The APQC Blog

How Is Paper Still a Thing?

It’s almost 2017. The accounts payable (AP) manager has an abundance of technology innovations from which to choose to make the process run faster, better, and cheaper. For example, there are workflow automation solutions that help to reduce duplicate payments, late payments, strengthen internal controls, and support audit efficiency.

So it’s disheartening to find that there’s still so much manual data processing going on, which, of course, opens the door for errors and fraud, never mind a big punch to staff productivity. APQC’s Open Standards Benchmarking® data show that 58 percent of invoices, at the median, are still manually keyed into the financial system.

Meanwhile, APQC research shows that three-fourths of finance functions are currently under some mandate to reduce cost; and automation is an obvious choice to streamline a very transaction-oriented process. Consultants at ScottMadden, Inc. told me that a traditional in-house staffer (salary plus benefits) may cost $100K per year, while comparable offshore support may cost $38K per year; robotic process automation could translate into a mere $13K per year.

Further evidence resides in a recent webinar I did with APQC’s Matt Norman, Blueprint for Success—Process Efficiency in Financial Operations: Accounts Payable and General Accounting (Slides). The top performers pay less than one half of the cost incurred by laggards to process invoices, and their labor productivity more than doubles.

So how is paper still a thing?

Automating a heavily transaction-oriented AP process is not a solution that can be simply switched on. Yes, a robotic process automation application can allow a finance function to have software capture for processing an invoice, and that app can communicate with other digital systems.

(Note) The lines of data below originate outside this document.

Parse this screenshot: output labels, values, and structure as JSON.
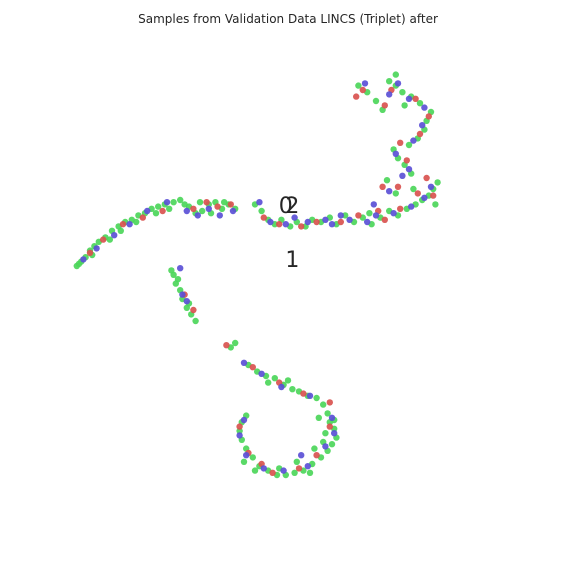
{
  "chart_data": {
    "type": "scatter",
    "title": "Samples from Validation Data LINCS (Triplet) after",
    "xlabel": "",
    "ylabel": "",
    "axes_visible": false,
    "grid": false,
    "xlim": [
      -10,
      10
    ],
    "ylim": [
      -10,
      10
    ],
    "colors": {
      "c0": "#d9534f",
      "c1": "#5b50d6",
      "c2": "#4cd65a"
    },
    "annotations": [
      {
        "text": "0",
        "x": -0.1,
        "y": 3.4
      },
      {
        "text": "2",
        "x": 0.2,
        "y": 3.4
      },
      {
        "text": "1",
        "x": 0.2,
        "y": 0.95
      }
    ],
    "series": [
      {
        "color": "c2",
        "points": [
          [
            -9.6,
            1.0
          ],
          [
            -9.4,
            1.2
          ],
          [
            -9.2,
            1.4
          ],
          [
            -9.0,
            1.7
          ],
          [
            -8.8,
            1.9
          ],
          [
            -8.6,
            2.1
          ],
          [
            -8.3,
            2.3
          ],
          [
            -8.0,
            2.6
          ],
          [
            -7.7,
            2.8
          ],
          [
            -7.4,
            3.0
          ],
          [
            -7.1,
            3.1
          ],
          [
            -6.8,
            3.3
          ],
          [
            -6.5,
            3.4
          ],
          [
            -6.2,
            3.6
          ],
          [
            -5.9,
            3.7
          ],
          [
            -5.6,
            3.8
          ],
          [
            -5.2,
            3.9
          ],
          [
            -4.9,
            4.0
          ],
          [
            -4.5,
            3.7
          ],
          [
            -4.2,
            3.4
          ],
          [
            -3.9,
            3.5
          ],
          [
            -3.6,
            3.8
          ],
          [
            -3.3,
            3.9
          ],
          [
            -3.0,
            3.6
          ],
          [
            -2.7,
            3.8
          ],
          [
            -2.4,
            3.6
          ],
          [
            -9.5,
            1.1
          ],
          [
            -8.9,
            1.5
          ],
          [
            -8.1,
            2.2
          ],
          [
            -7.6,
            2.6
          ],
          [
            -6.9,
            3.0
          ],
          [
            -6.0,
            3.4
          ],
          [
            -5.4,
            3.6
          ],
          [
            -4.7,
            3.8
          ],
          [
            -4.0,
            3.9
          ],
          [
            -3.5,
            3.4
          ],
          [
            -2.9,
            3.9
          ],
          [
            -5.3,
            0.8
          ],
          [
            -5.2,
            0.6
          ],
          [
            -5.0,
            0.4
          ],
          [
            -5.1,
            0.2
          ],
          [
            -4.9,
            -0.1
          ],
          [
            -4.8,
            -0.5
          ],
          [
            -4.6,
            -0.9
          ],
          [
            -4.4,
            -1.2
          ],
          [
            -4.2,
            -1.5
          ],
          [
            -4.5,
            -0.7
          ],
          [
            -1.5,
            3.8
          ],
          [
            -1.2,
            3.5
          ],
          [
            -0.9,
            3.1
          ],
          [
            -0.6,
            2.9
          ],
          [
            -0.3,
            3.1
          ],
          [
            0.1,
            2.8
          ],
          [
            0.4,
            3.0
          ],
          [
            0.8,
            2.8
          ],
          [
            1.1,
            3.1
          ],
          [
            1.5,
            3.0
          ],
          [
            1.9,
            3.2
          ],
          [
            2.2,
            2.9
          ],
          [
            2.6,
            3.3
          ],
          [
            3.0,
            3.0
          ],
          [
            3.4,
            3.2
          ],
          [
            3.8,
            2.9
          ],
          [
            4.2,
            3.2
          ],
          [
            4.6,
            3.5
          ],
          [
            5.0,
            3.3
          ],
          [
            5.4,
            3.6
          ],
          [
            5.8,
            3.8
          ],
          [
            6.1,
            4.0
          ],
          [
            6.4,
            4.2
          ],
          [
            6.6,
            4.5
          ],
          [
            6.8,
            4.8
          ],
          [
            5.6,
            5.2
          ],
          [
            5.3,
            5.6
          ],
          [
            5.0,
            5.9
          ],
          [
            4.8,
            6.3
          ],
          [
            5.5,
            6.5
          ],
          [
            5.9,
            6.8
          ],
          [
            6.2,
            7.2
          ],
          [
            6.3,
            7.6
          ],
          [
            6.5,
            8.0
          ],
          [
            6.0,
            8.4
          ],
          [
            5.6,
            8.7
          ],
          [
            5.2,
            8.9
          ],
          [
            4.9,
            9.2
          ],
          [
            4.6,
            9.4
          ],
          [
            4.9,
            9.7
          ],
          [
            5.3,
            8.3
          ],
          [
            4.3,
            8.1
          ],
          [
            4.0,
            8.5
          ],
          [
            3.6,
            8.9
          ],
          [
            3.2,
            9.2
          ],
          [
            5.7,
            4.5
          ],
          [
            4.5,
            4.9
          ],
          [
            4.9,
            4.3
          ],
          [
            3.7,
            3.4
          ],
          [
            6.7,
            3.8
          ],
          [
            -2.6,
            -2.7
          ],
          [
            -2.4,
            -2.5
          ],
          [
            -1.8,
            -3.5
          ],
          [
            -1.4,
            -3.8
          ],
          [
            -1.0,
            -4.0
          ],
          [
            -0.6,
            -4.1
          ],
          [
            -0.2,
            -4.4
          ],
          [
            0.2,
            -4.6
          ],
          [
            0.5,
            -4.7
          ],
          [
            0.9,
            -4.9
          ],
          [
            1.3,
            -5.0
          ],
          [
            1.6,
            -5.3
          ],
          [
            1.8,
            -5.7
          ],
          [
            1.9,
            -6.1
          ],
          [
            2.1,
            -6.4
          ],
          [
            2.2,
            -6.8
          ],
          [
            2.0,
            -7.1
          ],
          [
            1.8,
            -7.4
          ],
          [
            1.5,
            -7.7
          ],
          [
            1.1,
            -8.0
          ],
          [
            0.7,
            -8.3
          ],
          [
            0.3,
            -8.4
          ],
          [
            -0.1,
            -8.5
          ],
          [
            -0.5,
            -8.5
          ],
          [
            -0.9,
            -8.3
          ],
          [
            -1.3,
            -8.1
          ],
          [
            -1.6,
            -7.7
          ],
          [
            -1.9,
            -7.3
          ],
          [
            -2.1,
            -6.9
          ],
          [
            -2.2,
            -6.5
          ],
          [
            -2.1,
            -6.1
          ],
          [
            -1.9,
            -5.8
          ],
          [
            1.7,
            -6.6
          ],
          [
            1.2,
            -7.3
          ],
          [
            1.0,
            -8.4
          ],
          [
            0.4,
            -7.9
          ],
          [
            -0.4,
            -8.2
          ],
          [
            -1.5,
            -8.3
          ],
          [
            -2.0,
            -7.9
          ],
          [
            1.4,
            -5.9
          ],
          [
            2.1,
            -6.0
          ],
          [
            0.0,
            -4.2
          ],
          [
            -0.9,
            -4.3
          ],
          [
            1.6,
            -7.0
          ]
        ]
      },
      {
        "color": "c0",
        "points": [
          [
            -9.0,
            1.6
          ],
          [
            -8.4,
            2.2
          ],
          [
            -7.5,
            2.9
          ],
          [
            -6.6,
            3.2
          ],
          [
            -5.7,
            3.5
          ],
          [
            -4.3,
            3.6
          ],
          [
            -3.7,
            3.9
          ],
          [
            -3.2,
            3.7
          ],
          [
            -2.6,
            3.8
          ],
          [
            -4.7,
            -0.3
          ],
          [
            -4.3,
            -1.0
          ],
          [
            -1.1,
            3.2
          ],
          [
            -0.4,
            2.9
          ],
          [
            0.6,
            2.8
          ],
          [
            1.3,
            3.0
          ],
          [
            2.4,
            3.0
          ],
          [
            3.2,
            3.3
          ],
          [
            4.4,
            3.1
          ],
          [
            5.1,
            3.6
          ],
          [
            5.9,
            4.3
          ],
          [
            6.3,
            5.0
          ],
          [
            5.4,
            5.8
          ],
          [
            5.1,
            6.6
          ],
          [
            6.0,
            7.0
          ],
          [
            6.4,
            7.8
          ],
          [
            5.8,
            8.6
          ],
          [
            4.7,
            9.0
          ],
          [
            4.4,
            8.3
          ],
          [
            3.4,
            9.0
          ],
          [
            3.1,
            8.7
          ],
          [
            6.6,
            4.2
          ],
          [
            5.0,
            4.6
          ],
          [
            4.1,
            3.5
          ],
          [
            4.3,
            4.6
          ],
          [
            -2.8,
            -2.6
          ],
          [
            -1.6,
            -3.6
          ],
          [
            -0.4,
            -4.3
          ],
          [
            0.7,
            -4.8
          ],
          [
            1.9,
            -6.3
          ],
          [
            1.3,
            -7.6
          ],
          [
            0.5,
            -8.2
          ],
          [
            -0.7,
            -8.4
          ],
          [
            -1.8,
            -7.5
          ],
          [
            -2.2,
            -6.3
          ],
          [
            1.9,
            -5.2
          ],
          [
            -1.2,
            -8.0
          ]
        ]
      },
      {
        "color": "c1",
        "points": [
          [
            -9.3,
            1.3
          ],
          [
            -8.7,
            1.8
          ],
          [
            -7.9,
            2.4
          ],
          [
            -7.2,
            2.9
          ],
          [
            -6.4,
            3.5
          ],
          [
            -5.5,
            3.9
          ],
          [
            -4.6,
            3.5
          ],
          [
            -4.1,
            3.3
          ],
          [
            -3.6,
            3.6
          ],
          [
            -3.1,
            3.3
          ],
          [
            -2.5,
            3.5
          ],
          [
            -4.9,
            0.9
          ],
          [
            -4.8,
            -0.3
          ],
          [
            -4.6,
            -0.6
          ],
          [
            -1.3,
            3.9
          ],
          [
            -0.8,
            3.0
          ],
          [
            -0.1,
            2.9
          ],
          [
            0.3,
            3.2
          ],
          [
            0.9,
            3.0
          ],
          [
            1.7,
            3.1
          ],
          [
            2.0,
            2.9
          ],
          [
            2.8,
            3.1
          ],
          [
            3.6,
            3.0
          ],
          [
            4.0,
            3.3
          ],
          [
            4.8,
            3.4
          ],
          [
            5.6,
            3.7
          ],
          [
            6.2,
            4.1
          ],
          [
            6.5,
            4.6
          ],
          [
            5.5,
            5.4
          ],
          [
            4.9,
            6.1
          ],
          [
            5.7,
            6.7
          ],
          [
            6.1,
            7.4
          ],
          [
            6.2,
            8.2
          ],
          [
            5.5,
            8.6
          ],
          [
            5.0,
            9.3
          ],
          [
            4.6,
            8.8
          ],
          [
            3.5,
            9.3
          ],
          [
            5.2,
            5.1
          ],
          [
            4.6,
            4.4
          ],
          [
            3.9,
            3.8
          ],
          [
            2.4,
            3.3
          ],
          [
            -2.0,
            -3.4
          ],
          [
            -1.2,
            -3.9
          ],
          [
            -0.3,
            -4.5
          ],
          [
            1.0,
            -4.9
          ],
          [
            2.0,
            -5.9
          ],
          [
            2.1,
            -6.6
          ],
          [
            1.7,
            -7.2
          ],
          [
            0.9,
            -8.1
          ],
          [
            -0.2,
            -8.3
          ],
          [
            -1.1,
            -8.2
          ],
          [
            -1.9,
            -7.6
          ],
          [
            -2.2,
            -6.7
          ],
          [
            -2.0,
            -6.0
          ],
          [
            0.6,
            -7.6
          ]
        ]
      }
    ]
  }
}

But the finance function first needs someone who can calculate the ROI of investing in enabling technology and then someone who can actually manage the software.

A finance function also needs a firm grasp on what process it is automating. Much in the same way that outsourcing can fail to meet expectations, automation won’t help without the finance function first mapping out work stream goals, activities, and process design. Streamlining—and often fixing—the transactional process is paramount before you can bring in the technology to take over. As has been simply stated before, you can’t automate what you don’t understand.

This is no minor point. At APQC’s recent Process Conference, Will Thomas from Signavio estimated that 25 percent of operating inefficiencies exist just because people don’t understand their processes. This makes perfect sense. Before automating a process, the finance function needs to understand internal customers’ needs and expectations, map and streamline its transactional process, and create measures that align with organizational mandates. With that upfront work, finance functions can join top performers who have leveraged automation in a well-planned manner. A disciplined process comes first.